Y el joven que murió… tal vez sólo quería estudiar. Quizás soñaba con enseñar en una comunidad y transformar vidas desde el aula. Quizás ni siquiera estaba de acuerdo con tomar un camión. Pero estaba allí. Porque a veces el silencio es más seguro que la rebeldía. Porque a veces, en Chiapas, se sobrevive más que se elige.

¿QUÉ SIGUE?

Algo tiene que cambiar. El dolor de un padre no puede seguir siendo la moneda de cambio para abrir plazas. No podemos acostumbrarnos a ver camiones quemados como si fueran parte del paisaje educativo. No se puede normalizar la coacción, el adoctrinamiento, la simulación.

En el fondo, esta columna no busca linchar ni culpar. Busca cuestionar. ¿Quiénes se están beneficiando realmente? ¿Dónde están los resultados? ¿Vale la pena esta forma de lucha? ¿Y si la verdadera revolución empieza en el aula, no en la calle?

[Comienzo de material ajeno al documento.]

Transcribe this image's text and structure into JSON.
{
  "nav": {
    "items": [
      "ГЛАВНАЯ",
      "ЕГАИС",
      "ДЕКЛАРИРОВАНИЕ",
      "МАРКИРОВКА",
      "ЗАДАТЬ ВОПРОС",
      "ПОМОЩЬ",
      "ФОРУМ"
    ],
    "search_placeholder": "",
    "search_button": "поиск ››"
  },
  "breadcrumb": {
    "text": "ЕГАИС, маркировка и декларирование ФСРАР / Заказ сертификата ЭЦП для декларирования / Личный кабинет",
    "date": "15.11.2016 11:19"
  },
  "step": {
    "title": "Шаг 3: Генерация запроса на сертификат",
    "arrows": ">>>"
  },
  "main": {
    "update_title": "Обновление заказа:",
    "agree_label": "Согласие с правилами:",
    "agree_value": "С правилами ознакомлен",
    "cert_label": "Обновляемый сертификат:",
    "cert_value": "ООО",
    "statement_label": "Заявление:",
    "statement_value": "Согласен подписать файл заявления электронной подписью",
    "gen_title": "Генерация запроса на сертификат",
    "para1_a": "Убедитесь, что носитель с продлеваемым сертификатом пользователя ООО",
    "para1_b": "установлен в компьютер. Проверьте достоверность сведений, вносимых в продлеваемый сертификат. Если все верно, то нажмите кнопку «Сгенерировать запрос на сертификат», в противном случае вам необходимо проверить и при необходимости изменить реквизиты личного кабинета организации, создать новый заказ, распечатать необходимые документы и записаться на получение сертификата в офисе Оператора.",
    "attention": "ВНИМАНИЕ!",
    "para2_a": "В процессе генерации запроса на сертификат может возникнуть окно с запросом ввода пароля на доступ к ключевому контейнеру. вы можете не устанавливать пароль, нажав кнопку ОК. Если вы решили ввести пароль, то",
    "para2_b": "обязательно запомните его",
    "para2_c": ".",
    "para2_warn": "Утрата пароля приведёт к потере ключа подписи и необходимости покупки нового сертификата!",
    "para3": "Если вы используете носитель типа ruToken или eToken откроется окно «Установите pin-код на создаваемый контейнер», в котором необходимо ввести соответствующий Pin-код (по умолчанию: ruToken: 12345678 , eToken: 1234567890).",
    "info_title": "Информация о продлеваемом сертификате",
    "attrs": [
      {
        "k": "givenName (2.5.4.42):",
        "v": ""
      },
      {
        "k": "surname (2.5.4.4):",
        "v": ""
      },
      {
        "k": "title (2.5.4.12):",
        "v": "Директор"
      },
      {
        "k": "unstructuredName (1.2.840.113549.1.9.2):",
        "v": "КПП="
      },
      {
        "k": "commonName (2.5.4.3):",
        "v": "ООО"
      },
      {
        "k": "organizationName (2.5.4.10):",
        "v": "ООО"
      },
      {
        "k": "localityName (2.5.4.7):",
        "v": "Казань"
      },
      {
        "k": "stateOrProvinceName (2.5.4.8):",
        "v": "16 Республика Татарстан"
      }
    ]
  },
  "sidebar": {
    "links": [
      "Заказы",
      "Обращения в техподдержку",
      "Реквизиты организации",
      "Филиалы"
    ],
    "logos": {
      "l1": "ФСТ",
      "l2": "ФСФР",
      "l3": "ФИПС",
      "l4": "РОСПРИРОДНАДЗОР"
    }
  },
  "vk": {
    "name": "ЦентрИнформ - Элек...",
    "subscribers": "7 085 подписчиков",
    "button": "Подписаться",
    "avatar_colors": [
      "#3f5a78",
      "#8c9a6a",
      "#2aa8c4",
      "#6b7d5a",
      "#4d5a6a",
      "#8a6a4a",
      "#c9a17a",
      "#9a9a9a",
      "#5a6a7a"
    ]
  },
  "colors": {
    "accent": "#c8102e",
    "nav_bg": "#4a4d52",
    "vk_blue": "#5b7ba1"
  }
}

Al final, un maestro no se mide por cuántos bloqueos encabezó, sino por cuántas mentes transformó. Y si los normalistas no pueden ni elegir su propia lucha, entonces alguien más está escribiendo la historia. Y no, no es una historia que termine bien.

Cordial saludo.

Tras la muerte de un normalista de Mactumactzá, su padre pidió detener los bloqueos. No exige castigo, solo que no haya otro joven que muera en una protesta que tal vez no era suya.